Pour redonner de la valeur à ces actifs, il faudrait de la croissance, une forte croissance. Mais elle n’existe ni en Europe, ni dans les pays anglo-saxons. Les banques centrales (BCE, FED) peuvent injecter toutes les liquidités qu’elles veulent, les effets sont nuls voir négatifs, puisque le problème n’est pas de gonfler la masse monétaire (déjà artificiellement trop importante et sans contrepartie de vraie richesse produite). Le problème se pose à l’endroit des très fortes dépréciations des actifs détenus par les établissements financiers, dépréciations non encore actées, pas encore comptabilisées, mais dont l’existence est connue des professionnels depuis quelques mois maintenant. Le silence sur ce sujet ne pourra plus durer longtemps. La réalité devrait éclater d’ici quelques mois, pénalisant les épargnants européens et surtout anglo-saxons.
Face à cette situation de fort risque de défaillance bancaire, il est inutile de courir à son guichet pour y retirer tout son argent. Lors des moments de crises bancaires, le taux de cambriolage des maisons monte en flèche et l’argent sous le matelas est encore plus en danger.
La solution consiste donc plutôt à bien choisir sa ou ses banques, sa ou ses compagnies d’assurance-vie, que l’on soit un particulier ou une entreprise.
Il ne faut pas compter non plus sur « l’effet de masse », celui qui consiste à penser que son établissement financier est un « géant » donc indestructible. En 2008, A.I.G (la 1re compagnie d’assurance au monde) a dû être sauvée de la faillite par les autorités américaines. Plus proches de nous, l’année dernière, la compagnie d’assurance « Groupama » et la banque « Dexia » ont également dû être aidées pour échapper à la banqueroute.
Hier, le choix d’une banque ou d’une compagnie d’assurance s’appuyait sur des considérations relatives à sa notoriété, à ses tarifs, son implantation. Aujourd’hui, il faut en priorité faire son choix selon des critères de solvabilité afin de passer, dans les meilleures conditions possible, la crise financière et bancaire qui s’annonce d’une façon imminente.

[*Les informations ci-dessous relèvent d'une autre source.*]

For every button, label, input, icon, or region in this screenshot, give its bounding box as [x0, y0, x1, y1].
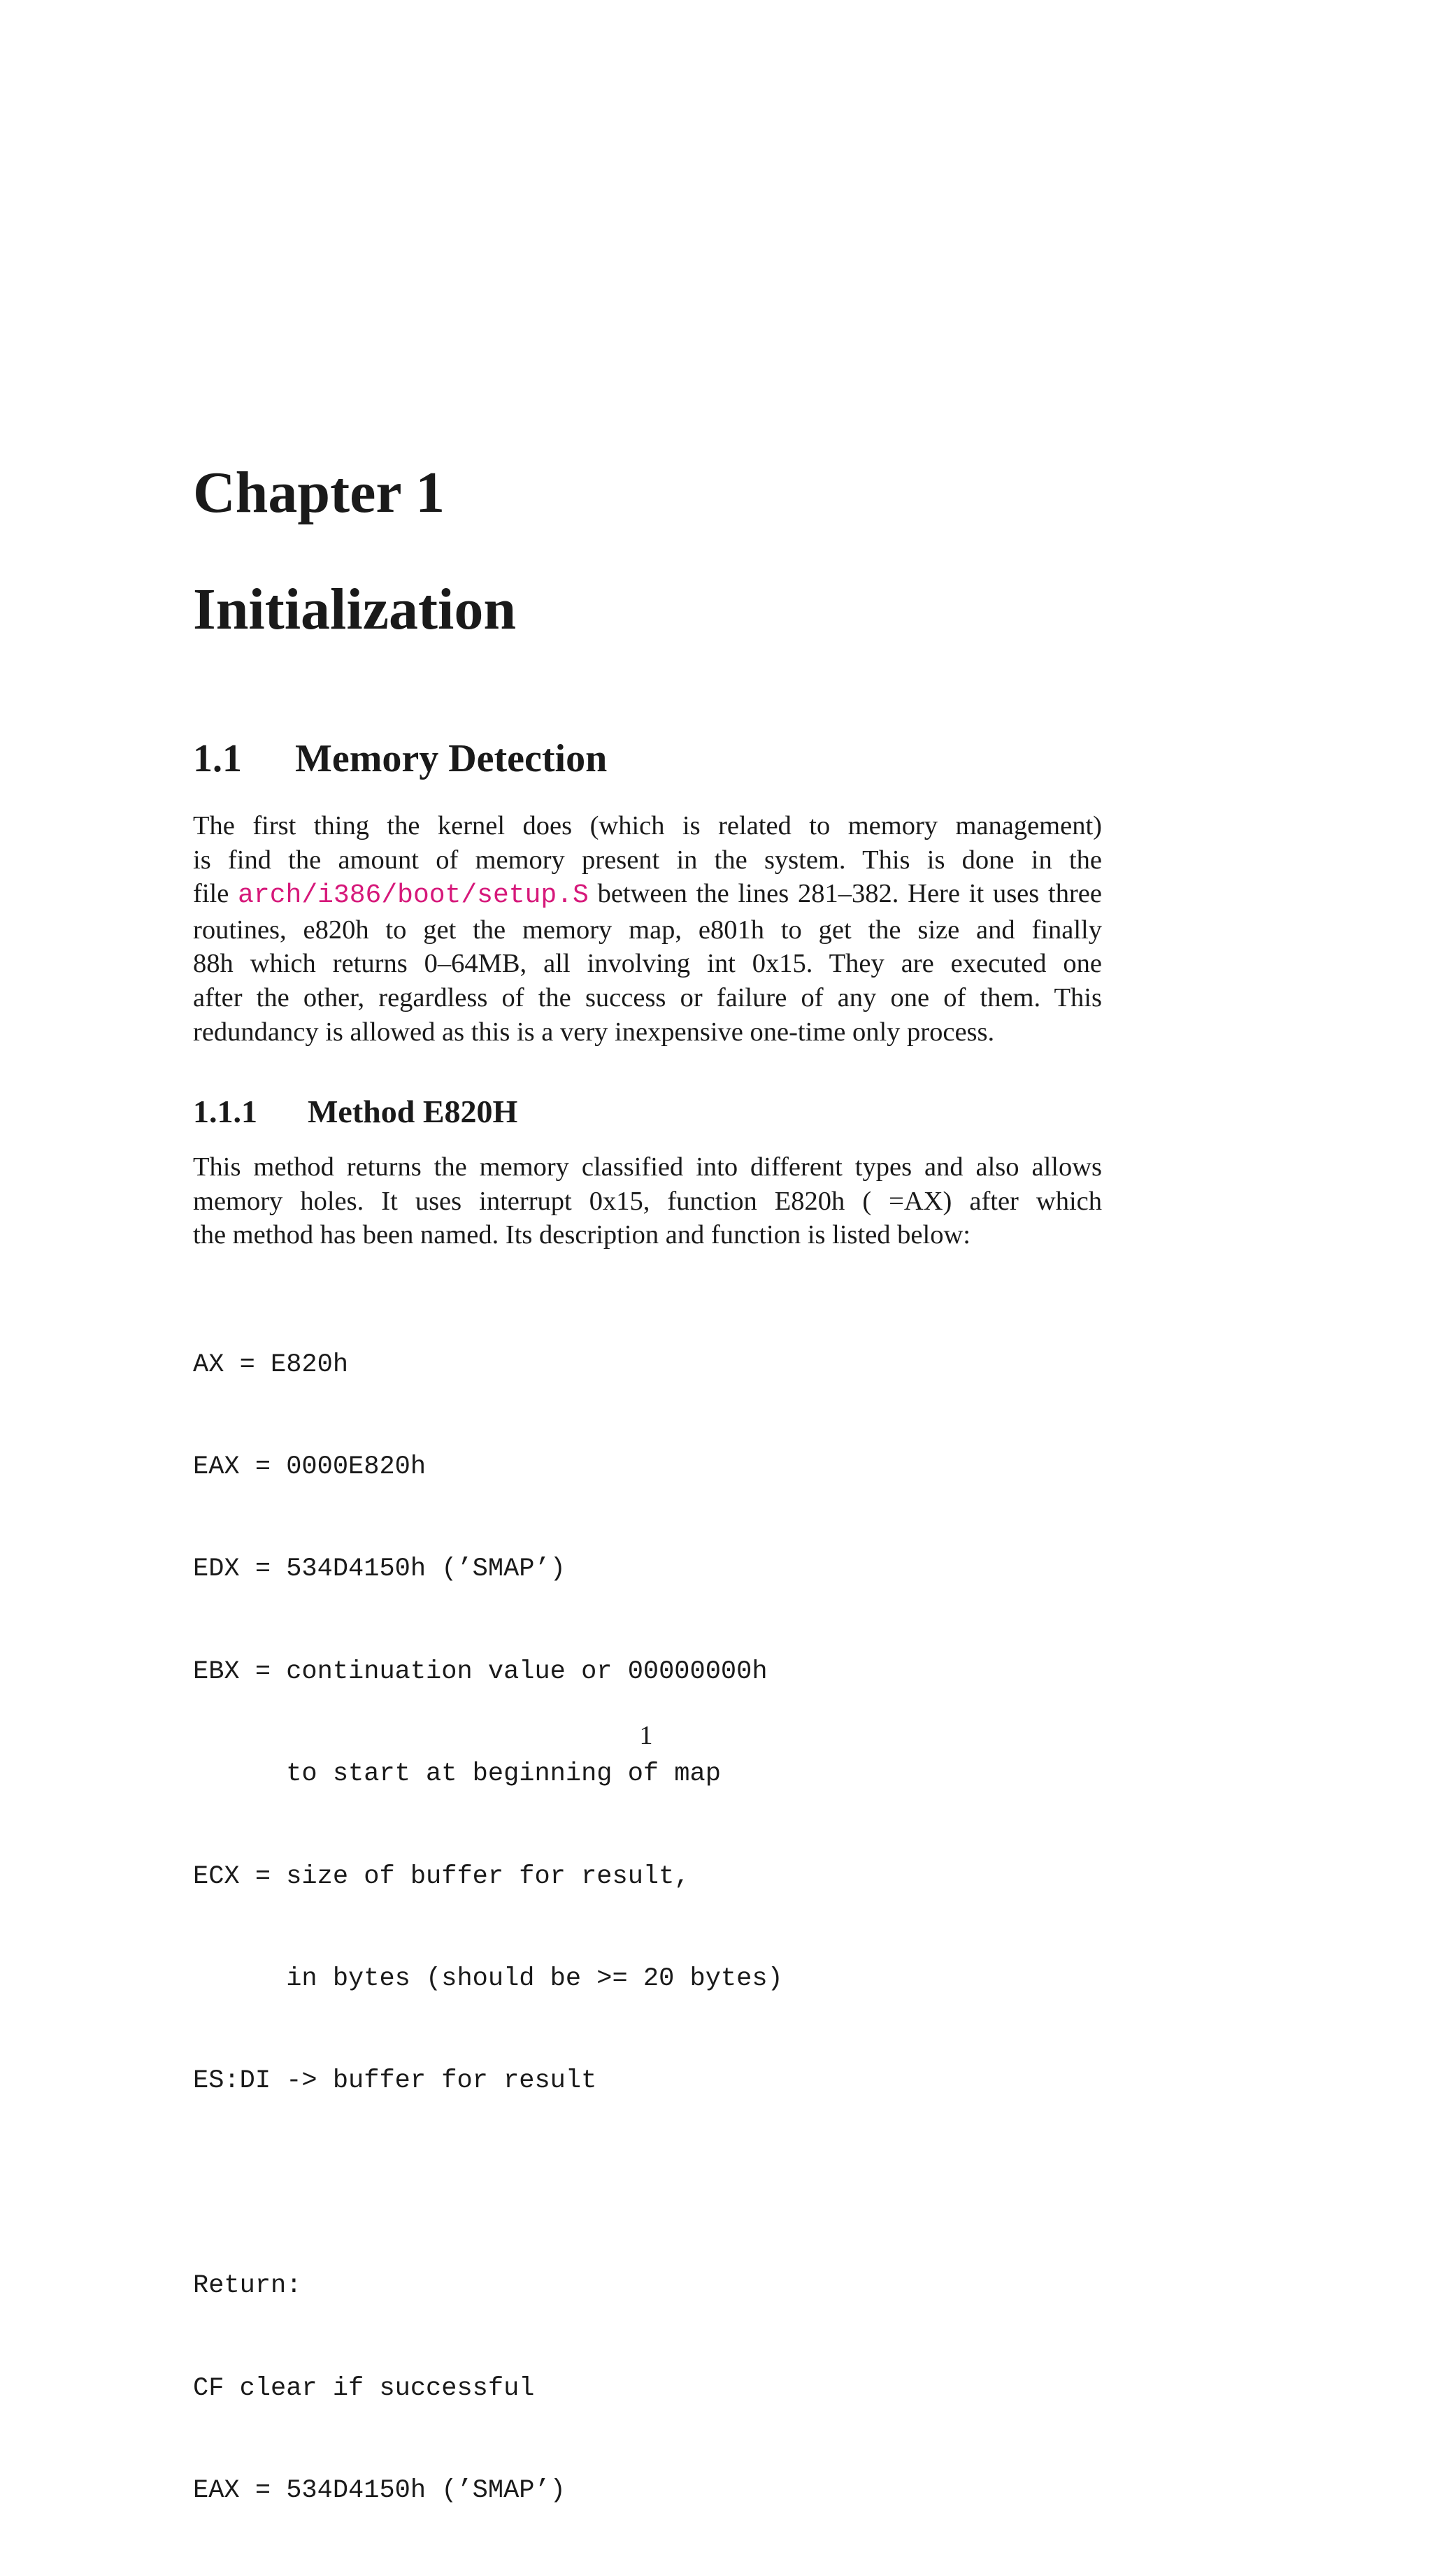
- subsection-title: Method E820H: [308, 1094, 518, 1129]
- code-line: to start at beginning of map: [193, 1759, 721, 1789]
- page-number: 1: [639, 1721, 653, 1750]
- code-line: EDX = 534D4150h (’SMAP’): [193, 1554, 566, 1584]
- paragraph-line: This method returns the memory classified into different types and also allows: [193, 1152, 1102, 1182]
- paragraph-line: [193, 913, 1102, 947]
- paragraph-line: [193, 809, 1102, 843]
- paragraph-line: memory holes. It uses interrupt 0x15, function E820h ( =AX) after which: [193, 1186, 1102, 1216]
- file-path-link[interactable]: arch/i386/boot/setup.S: [238, 880, 589, 911]
- paragraph-line: the method has been named. Its description and function is listed below:: [193, 1220, 971, 1250]
- code-listing: [193, 1280, 783, 2576]
- code-line: EAX = 0000E820h: [193, 1452, 427, 1482]
- code-line: EBX = continuation value or 00000000h: [193, 1656, 768, 1687]
- section-heading: [193, 734, 607, 783]
- paragraph-line: [193, 981, 1102, 1015]
- subsection-paragraph: [193, 1150, 1102, 1252]
- paragraph-line: [193, 947, 1102, 981]
- code-line: ES:DI -> buffer for result: [193, 2066, 597, 2096]
- code-line: in bytes (should be >= 20 bytes): [193, 1963, 783, 1994]
- section-title: Memory Detection: [295, 737, 608, 780]
- paragraph-text: file: [193, 879, 238, 909]
- code-line: EAX = 534D4150h (’SMAP’): [193, 2475, 566, 2505]
- section-paragraph: [193, 809, 1102, 1049]
- code-line: CF clear if successful: [193, 2373, 535, 2403]
- paragraph-text: is find the amount of memory present in the system. This is done in the: [193, 845, 1102, 875]
- paragraph-text: between the lines 281–382. Here it uses three: [588, 879, 1102, 909]
- subsection-number: 1.1.1: [193, 1094, 257, 1129]
- paragraph-text: 88h which returns 0–64MB, all involving int 0x15. They are executed one: [193, 949, 1102, 979]
- code-line: AX = E820h: [193, 1350, 349, 1380]
- paragraph-text: The first thing the kernel does (which is related to memory management): [193, 811, 1102, 840]
- paragraph-line: [193, 1015, 1102, 1050]
- code-line: Return:: [193, 2271, 302, 2301]
- paragraph-text: redundancy is allowed as this is a very inexpensive one-time only process.: [193, 1017, 995, 1047]
- chapter-label: Chapter 1: [193, 460, 445, 525]
- paragraph-text: after the other, regardless of the success or failure of any one of them. This: [193, 982, 1102, 1012]
- paragraph-line: [193, 877, 1102, 913]
- section-number: 1.1: [193, 737, 242, 780]
- chapter-title: Initialization: [193, 577, 517, 642]
- code-line: [193, 2167, 783, 2201]
- paragraph-text: routines, e820h to get the memory map, e801h to get the size and finally: [193, 915, 1102, 945]
- subsection-heading: [193, 1091, 517, 1133]
- paragraph-line: [193, 843, 1102, 878]
- code-line: ECX = size of buffer for result,: [193, 1861, 690, 1891]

Estimer la solvabilité d’une banque ou d’une compagnie d’assurance-vie n’est pas aisée tant la lecture de leur bilan est complexe. C’est pourquoi de plus en plus d’investisseurs consultent au préalable des Cabinets spécialisés et indépendants pour les aider dans leurs choix. Mais même avec cette précaution, la prudence est de mise et la diversification dans plusieurs établissements dont le bilan est sain doit être recommandée.